Bank of Japan keeps ultra-low rates at Kuroda’s final policy meeting

TOKYO  -The Bank of Japan (BOJ) maintained ultra-low interest rates on Friday and held off making changes to its controversial bond yield control policy, leaving options open ahead of a leadership transition in April.

The meeting was the last one to be chaired by Governor Haruhiko Kuroda, who leaves behind a mixed legacy with his massive stimulus praised for pulling the economy out of deflation – but straining bank profits and distorting market function with prolonged low interest rates.

Many investors expect the central bank to phase out yield curve control (YCC) when Kuroda’s successor, Kazuo Ueda, takes the helm in April.

“Ueda won’t abruptly move and probably wait until his second meeting in June, in changing forward guidance and YCC,” said Masamichi Adachi, senior Japan economist at UBS Securities.

“The BOJ will likely abandon its 10-year bond yield target, while maintaining negative interest rates, to arrest distortions in the yield curve,” he said.

As widely expected, the BOJ maintained its short-term interest rate target at -0.1 percent and that for the 10-year bond yield around 0 percent at its two-day meeting that ended on Friday.

It also left unchanged a band set around the 10-year yield target that allows the yield to rise up to 0.5 percent.
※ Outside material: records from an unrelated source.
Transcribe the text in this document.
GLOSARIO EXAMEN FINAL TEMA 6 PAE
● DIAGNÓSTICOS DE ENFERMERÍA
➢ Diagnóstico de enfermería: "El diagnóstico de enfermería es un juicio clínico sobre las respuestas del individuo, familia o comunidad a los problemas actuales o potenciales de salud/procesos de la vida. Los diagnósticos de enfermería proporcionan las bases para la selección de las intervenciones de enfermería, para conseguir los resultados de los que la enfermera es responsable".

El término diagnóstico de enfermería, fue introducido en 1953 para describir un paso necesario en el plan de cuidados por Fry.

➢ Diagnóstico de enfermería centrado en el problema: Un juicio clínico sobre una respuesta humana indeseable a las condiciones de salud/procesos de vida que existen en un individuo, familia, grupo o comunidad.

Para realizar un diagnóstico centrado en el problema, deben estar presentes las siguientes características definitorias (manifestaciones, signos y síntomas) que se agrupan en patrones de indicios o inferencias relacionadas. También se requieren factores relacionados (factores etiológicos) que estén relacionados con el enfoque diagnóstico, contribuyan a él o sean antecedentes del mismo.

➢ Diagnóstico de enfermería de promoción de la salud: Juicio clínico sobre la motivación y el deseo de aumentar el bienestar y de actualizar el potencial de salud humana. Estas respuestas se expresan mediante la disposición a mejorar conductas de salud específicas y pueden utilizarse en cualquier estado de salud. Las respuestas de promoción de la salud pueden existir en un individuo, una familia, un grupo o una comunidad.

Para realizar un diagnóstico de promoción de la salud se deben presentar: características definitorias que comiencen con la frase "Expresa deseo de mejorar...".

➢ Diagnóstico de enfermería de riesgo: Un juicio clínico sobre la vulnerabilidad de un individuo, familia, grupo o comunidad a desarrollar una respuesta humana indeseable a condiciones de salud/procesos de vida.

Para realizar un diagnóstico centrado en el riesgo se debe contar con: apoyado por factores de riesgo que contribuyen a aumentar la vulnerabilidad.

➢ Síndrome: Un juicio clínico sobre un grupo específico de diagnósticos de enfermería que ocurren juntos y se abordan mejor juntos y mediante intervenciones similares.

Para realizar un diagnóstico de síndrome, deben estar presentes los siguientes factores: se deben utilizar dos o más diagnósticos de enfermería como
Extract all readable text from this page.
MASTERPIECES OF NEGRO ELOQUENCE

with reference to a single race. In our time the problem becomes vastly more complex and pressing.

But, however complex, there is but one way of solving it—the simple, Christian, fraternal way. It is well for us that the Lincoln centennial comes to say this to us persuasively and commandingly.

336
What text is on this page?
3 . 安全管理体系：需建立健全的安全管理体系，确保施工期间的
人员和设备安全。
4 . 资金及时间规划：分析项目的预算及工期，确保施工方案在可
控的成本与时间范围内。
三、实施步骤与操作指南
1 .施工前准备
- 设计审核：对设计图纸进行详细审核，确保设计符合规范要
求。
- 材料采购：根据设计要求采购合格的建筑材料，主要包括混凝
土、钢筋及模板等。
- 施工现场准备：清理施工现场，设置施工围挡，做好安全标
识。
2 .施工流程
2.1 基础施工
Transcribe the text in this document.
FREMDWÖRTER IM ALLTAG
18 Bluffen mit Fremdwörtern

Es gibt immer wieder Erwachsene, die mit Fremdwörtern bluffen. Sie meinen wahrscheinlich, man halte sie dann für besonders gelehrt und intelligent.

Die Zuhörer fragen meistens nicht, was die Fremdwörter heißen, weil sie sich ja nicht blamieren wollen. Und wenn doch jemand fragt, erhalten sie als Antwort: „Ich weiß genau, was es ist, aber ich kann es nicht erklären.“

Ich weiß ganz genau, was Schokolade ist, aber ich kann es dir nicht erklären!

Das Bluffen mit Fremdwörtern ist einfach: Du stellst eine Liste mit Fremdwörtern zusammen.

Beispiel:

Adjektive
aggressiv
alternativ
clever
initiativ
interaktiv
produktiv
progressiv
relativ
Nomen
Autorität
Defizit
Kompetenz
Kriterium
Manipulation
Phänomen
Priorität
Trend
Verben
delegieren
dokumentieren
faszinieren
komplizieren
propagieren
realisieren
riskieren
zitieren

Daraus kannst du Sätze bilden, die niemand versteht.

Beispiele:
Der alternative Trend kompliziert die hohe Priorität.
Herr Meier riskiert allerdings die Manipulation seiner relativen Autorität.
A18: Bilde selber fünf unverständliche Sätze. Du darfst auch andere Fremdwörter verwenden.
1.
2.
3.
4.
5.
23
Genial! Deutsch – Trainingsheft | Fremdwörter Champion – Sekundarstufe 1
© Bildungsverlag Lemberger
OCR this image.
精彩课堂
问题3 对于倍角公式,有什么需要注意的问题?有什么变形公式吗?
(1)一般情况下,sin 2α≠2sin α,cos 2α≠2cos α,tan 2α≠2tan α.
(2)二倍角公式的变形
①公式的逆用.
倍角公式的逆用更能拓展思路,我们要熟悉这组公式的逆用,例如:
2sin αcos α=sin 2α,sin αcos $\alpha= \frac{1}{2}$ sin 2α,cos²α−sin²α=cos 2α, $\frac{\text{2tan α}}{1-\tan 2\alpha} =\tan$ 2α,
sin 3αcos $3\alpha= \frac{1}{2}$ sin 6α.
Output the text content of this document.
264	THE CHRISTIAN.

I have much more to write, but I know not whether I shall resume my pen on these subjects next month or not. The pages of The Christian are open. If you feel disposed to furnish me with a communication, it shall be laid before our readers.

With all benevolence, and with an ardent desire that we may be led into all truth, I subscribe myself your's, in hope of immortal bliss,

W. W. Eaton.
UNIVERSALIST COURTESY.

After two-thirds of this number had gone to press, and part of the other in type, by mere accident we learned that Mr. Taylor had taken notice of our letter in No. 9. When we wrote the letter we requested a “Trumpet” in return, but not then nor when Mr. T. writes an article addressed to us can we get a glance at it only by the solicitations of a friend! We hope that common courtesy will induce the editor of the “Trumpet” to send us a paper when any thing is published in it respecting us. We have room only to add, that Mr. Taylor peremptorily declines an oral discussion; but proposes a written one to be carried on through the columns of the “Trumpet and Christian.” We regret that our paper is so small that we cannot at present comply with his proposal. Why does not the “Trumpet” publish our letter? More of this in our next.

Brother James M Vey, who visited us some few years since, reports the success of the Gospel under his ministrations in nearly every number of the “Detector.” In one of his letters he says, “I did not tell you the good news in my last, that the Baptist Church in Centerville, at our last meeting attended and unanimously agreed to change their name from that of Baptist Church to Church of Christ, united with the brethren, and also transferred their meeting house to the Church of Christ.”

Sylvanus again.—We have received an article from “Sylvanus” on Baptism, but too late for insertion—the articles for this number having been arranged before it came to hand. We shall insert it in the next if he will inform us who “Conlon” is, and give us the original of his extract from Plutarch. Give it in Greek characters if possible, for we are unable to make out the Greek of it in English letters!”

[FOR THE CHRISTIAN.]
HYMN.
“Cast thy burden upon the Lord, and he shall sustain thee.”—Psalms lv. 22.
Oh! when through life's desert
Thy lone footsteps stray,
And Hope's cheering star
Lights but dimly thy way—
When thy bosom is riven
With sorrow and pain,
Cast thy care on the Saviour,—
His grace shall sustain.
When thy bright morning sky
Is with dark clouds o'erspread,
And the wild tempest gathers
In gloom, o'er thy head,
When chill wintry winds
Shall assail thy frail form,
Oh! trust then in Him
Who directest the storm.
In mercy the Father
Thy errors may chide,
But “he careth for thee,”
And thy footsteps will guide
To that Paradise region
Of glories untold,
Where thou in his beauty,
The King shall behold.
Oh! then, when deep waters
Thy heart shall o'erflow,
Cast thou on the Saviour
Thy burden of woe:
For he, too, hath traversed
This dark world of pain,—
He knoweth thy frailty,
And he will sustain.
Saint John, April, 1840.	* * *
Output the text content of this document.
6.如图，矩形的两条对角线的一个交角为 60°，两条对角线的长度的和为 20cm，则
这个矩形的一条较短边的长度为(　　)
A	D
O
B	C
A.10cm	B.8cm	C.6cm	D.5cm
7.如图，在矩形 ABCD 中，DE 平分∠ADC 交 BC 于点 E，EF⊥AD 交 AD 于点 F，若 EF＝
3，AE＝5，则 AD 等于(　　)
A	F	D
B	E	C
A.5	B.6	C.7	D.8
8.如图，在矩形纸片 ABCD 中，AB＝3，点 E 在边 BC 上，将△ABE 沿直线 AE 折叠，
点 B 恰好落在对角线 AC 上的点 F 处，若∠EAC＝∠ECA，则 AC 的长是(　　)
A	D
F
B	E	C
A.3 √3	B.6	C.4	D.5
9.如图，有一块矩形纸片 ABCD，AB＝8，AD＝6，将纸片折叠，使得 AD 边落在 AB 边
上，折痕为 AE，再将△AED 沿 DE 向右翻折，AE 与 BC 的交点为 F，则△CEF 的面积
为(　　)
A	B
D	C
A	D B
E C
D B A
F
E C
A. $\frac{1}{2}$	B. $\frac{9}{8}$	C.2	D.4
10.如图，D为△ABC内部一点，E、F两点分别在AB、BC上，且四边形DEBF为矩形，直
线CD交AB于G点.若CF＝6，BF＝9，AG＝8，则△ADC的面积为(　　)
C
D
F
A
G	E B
“The BOJ expects short- and long-term policy interest rates to remain at their present or lower levels,” the BOJ said in a statement announcing the decision, keeping intact its dovish guidance on the future policy path.

The yen was last down about 0.15 percent at 136.36 against the dollar, trimming losses after a knee-jerk plunge of as much as 0.62 percent as some investors unwound bets made on expectations of a policy tweak.

The 10-year Japanese government bond (JGB) yield fell to 0.445% after the decision, the lowest since Jan. 26, having been stuck at the BOJ’s 0.5% ceiling. The BOJ maintained its view Japan‘s economy will likely recover. But it offered a bleaker view than in January on output and exports to say they were “moving sideways” in a nod to recent weaknesses in factory production and overseas demand.

In January, the central bank said output and exports were increasing as a trend.

Ueda up next

With inflation exceeding its 2- percent target, the BOJ has been forced to ramp up bond buying to defend the 0.5 percent cap set for the 10-year bond yield – at the cost of distorting the shape of the yield curve and causing dysfunction in the bond market.

Kuroda has repeatedly said consumer inflation, now running at double the pace of the BOJ’s 2-percent target, will begin to slow as the effect of past spikes in fuel and raw material prices fades.

Data released on Friday showed Japan‘s wholesale prices rose 8.2 percent in February from a year earlier to mark the second straight month of year-on-year slowdown, heightening the chance the rise in consumer inflation will start to moderate in coming months.

In parliament hearings last month, Ueda echoed Kuroda’s calls to keep ultra-loose policy. But the incoming governor said he had ideas on how to exit low rates, and was open to the idea of re-assessing the current policy framework.

“Under Ueda, the BOJ will shift to a phase where it sees the need to keep big stimulus, but not necessarily ‘extraordinary’ monetary support,” said Hiroaki Muto, an economist at Sumitomo Life Insurance.

“Having acknowledged the side-effects of YCC, Ueda will probably tweak or abandon the policy around June,” he said.

The upper house of parliament on Friday approved the government’s appointment of Ueda and his two new deputies, Shinichi Uchida and Ryozo Himino, finalising the confirmation of the new BOJ leadership.

Ueda will chair his first policy meeting on April 27-28, when the board will produce closely watched, fresh quarterly growth and price forecasts extending through fiscal 2025.